HRE: What is Pinterest’s plan for remote and hybrid work?
Deputy: Right now, we have our offices available to individuals who want to go in, up to 15% capacity. We are just finalizing and starting to roll out our principle-based approach to the future of work. This will be processes around role clarification and role classification—based on roles, we’ll classify people as flexible, in-office or fully remote. Then, we’ll work with leaders to think about—for the fully remote, hybrid and flexible workers—how frequently to bring these groups together to interact and what kind of work they’re going to do together [in person]. But we don’t expect to be in the office in the near term until COVID numbers level out.
HRE: As a leader in tech, what responsibility do you think Pinterest has in helping to foster greater racial and gender diversity in the talent pipeline for the wider tech industry?

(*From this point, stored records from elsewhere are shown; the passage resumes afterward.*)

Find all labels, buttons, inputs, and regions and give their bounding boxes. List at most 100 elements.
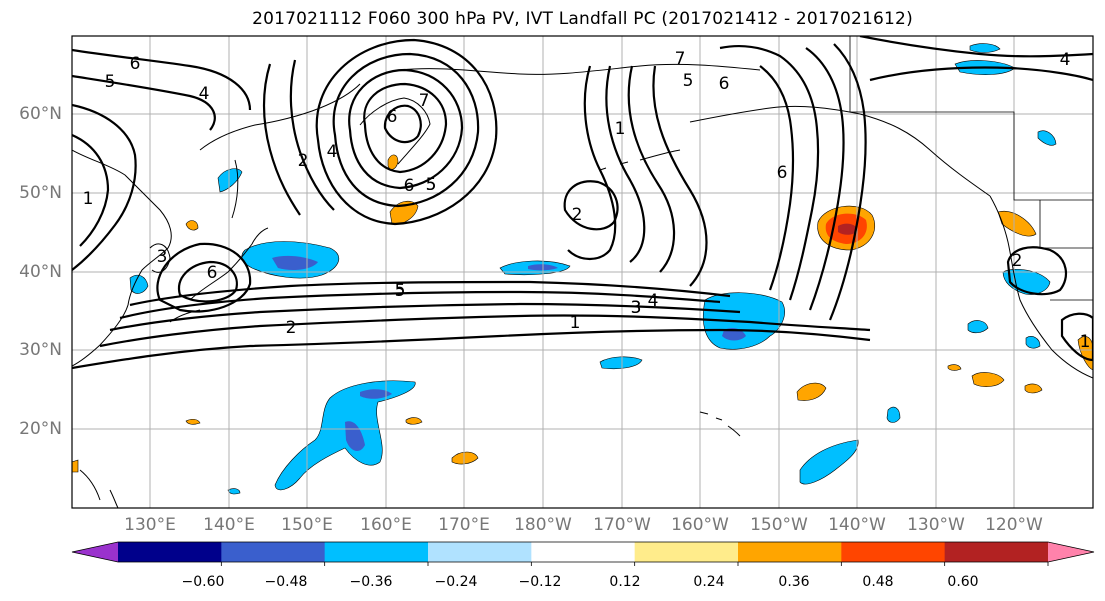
contour-label: 3	[157, 247, 168, 267]
pv-contour-trough	[627, 65, 676, 273]
contour-label: 3	[631, 298, 642, 318]
pv-contours	[72, 36, 1093, 370]
map-area	[72, 36, 1093, 508]
negative-anomaly-region	[217, 168, 243, 193]
contour-label: 2	[572, 205, 583, 225]
colorbar-segment	[738, 542, 842, 562]
colorbar-segment	[531, 542, 636, 562]
positive-anomaly-region	[997, 210, 1037, 237]
contour-label: 2	[298, 151, 309, 171]
lon-label: 150°W	[750, 515, 808, 535]
sakhalin-coastline	[231, 159, 239, 219]
lon-label: 180°W	[514, 515, 572, 535]
negative-anomaly-region	[1037, 130, 1057, 146]
pv-contour-ridge	[869, 66, 1093, 82]
pv-contour-west	[289, 59, 335, 211]
contour-label: 7	[419, 91, 430, 111]
coastlines	[72, 36, 1093, 508]
pv-contour-5	[129, 280, 731, 307]
lat-label: 50°N	[19, 183, 62, 203]
colorbar-segment	[118, 542, 222, 562]
pv-contour-vortex	[332, 52, 480, 208]
pv-contour-ridge	[859, 36, 1093, 58]
map-frame	[71, 35, 1094, 509]
lat-label: 40°N	[19, 262, 62, 282]
positive-anomaly-region	[796, 382, 827, 401]
lon-label: 140°E	[203, 515, 255, 535]
colorbar-extend-low	[72, 542, 118, 562]
contour-label: 5	[395, 280, 406, 300]
pv-contour-3	[109, 302, 741, 332]
lon-label: 140°W	[828, 515, 886, 535]
contour-label: 3	[631, 298, 642, 318]
pv-contour-ridge	[719, 45, 820, 301]
negative-anomaly-region	[129, 274, 149, 294]
contour-label: 1	[83, 189, 94, 209]
lon-label: 160°E	[360, 515, 412, 535]
okhotsk-coastline	[199, 83, 361, 151]
hawaii-islands	[699, 411, 741, 437]
pv-contour-vortex	[348, 68, 464, 190]
contour-label: 5	[426, 175, 437, 195]
contour-label: 5	[105, 72, 116, 92]
colorbar-tick-label: −0.60	[181, 574, 225, 590]
colorbar-segment	[634, 542, 739, 562]
lon-label: 130°W	[907, 515, 965, 535]
negative-anomaly-region	[1025, 336, 1041, 349]
contour-label: 5	[395, 281, 406, 301]
colorbar-tick-label: −0.48	[264, 574, 308, 590]
contour-label: 7	[675, 49, 686, 69]
pv-contour-vortex	[315, 38, 498, 226]
colorbar-tick-label: −0.12	[518, 574, 562, 590]
pv-contour-closed	[563, 180, 619, 231]
pv-contour-2	[99, 314, 871, 348]
lat-label: 60°N	[19, 104, 62, 124]
negative-anomaly-region	[227, 488, 241, 495]
lon-label: 170°E	[438, 515, 490, 535]
colorbar-tick-label: 0.60	[947, 574, 979, 590]
pv-contour-trough	[605, 65, 646, 263]
contour-label: 4	[1060, 50, 1071, 70]
lat-label: 20°N	[19, 419, 62, 439]
lon-label: 150°E	[281, 515, 333, 535]
negative-anomaly-region	[969, 43, 1001, 53]
pv-contour-vortex	[363, 82, 448, 174]
colorbar-extend-high	[1048, 542, 1094, 562]
colorbar-tick-label: −0.36	[349, 574, 393, 590]
pv-contour-west	[72, 48, 252, 111]
contour-label: 1	[615, 119, 626, 139]
contour-label: 2	[286, 318, 297, 338]
contour-label: 6	[207, 263, 218, 283]
negative-anomaly-region	[599, 356, 643, 370]
siberia-coastline	[399, 63, 761, 75]
contour-label: 1	[570, 313, 581, 333]
pv-contour-4	[119, 290, 721, 320]
positive-anomaly-region	[405, 417, 423, 425]
contour-label: 1	[1080, 332, 1091, 352]
positive-anomaly-core	[838, 223, 858, 235]
positive-anomaly-region	[185, 418, 201, 425]
contour-label: 6	[130, 54, 141, 74]
alaska-coastline	[689, 105, 991, 197]
contour-label: 5	[683, 71, 694, 91]
colorbar-tick-label: 0.24	[693, 574, 725, 590]
philippines-coastline	[79, 469, 119, 508]
lon-label: 130°E	[124, 515, 176, 535]
contour-labels: 6 5 4 2 1 3 6 5 4 2 7 5 6 1 5 4 3 1 2 7 …	[83, 49, 1091, 352]
gridlines	[72, 36, 1093, 508]
colorbar-tick-label: −0.24	[434, 574, 478, 590]
contour-label: 5	[426, 175, 437, 195]
contour-label: 4	[648, 291, 659, 311]
colorbar-segment	[428, 542, 532, 562]
asia-coastline	[72, 149, 172, 367]
colorbar-segment	[324, 542, 429, 562]
contour-label: 4	[199, 84, 210, 104]
contour-label: 6	[777, 163, 788, 183]
positive-anomaly-region	[185, 220, 199, 231]
negative-anomaly-core	[360, 389, 392, 399]
pv-contour-ring	[177, 260, 238, 303]
contour-label: 2	[1012, 251, 1023, 271]
pv-contour-west	[72, 133, 110, 247]
colorbar-tick-label: 0.12	[609, 574, 641, 590]
contour-label: 6	[719, 74, 730, 94]
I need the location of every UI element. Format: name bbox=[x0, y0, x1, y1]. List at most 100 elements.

Deputy: Throughout my career, I’ve worked in a lot of different industries—insurance, banking, retail, fashion and tech—and there are different tools in every industry that HR has a tendency to get very narrow on. As I’ve gone from industry to industry, I’ve been able to see these tools more broadly. So, my opportunity now is to leverage this broader set of tools to say, “I believe we can create an environment and culture where people want to be and that reflects in the kind of product we want to create for our customer, which is highly inclusive and highly engaging.” Every role I’ve been in, I have seen it as an opportunity to show people how they can be treated with respect and dignity, how they should be developed and have their capabilities grown, and that they should be given choices and the ability to have transparency. Employees should know what to expect [from company culture], how to hold each other accountable and how to have a voice in the work they do. I’ve tried to build those principles into every employee environment I’ve had accountability for.

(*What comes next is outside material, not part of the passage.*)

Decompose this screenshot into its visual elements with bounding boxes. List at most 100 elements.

Read more Insights from a CHRO here.
HRE: If you hadn’t gone into HR, where do you think your career would have taken you?
Deputy: In the early days, I was in education so I might have stayed in that. I’m very optimistic about people’s ability to learn and grow and I personally believe a lot in the fact that we’re constantly growing and learning with every experience we have. I just took my son on college tours and it was a lot of, “I want to go back to college!” So, maybe I would have been a college professor. Learning just energizes me, which is probably why everywhere I’ve worked, I find that I come in and focus on learning how to get the best out of people.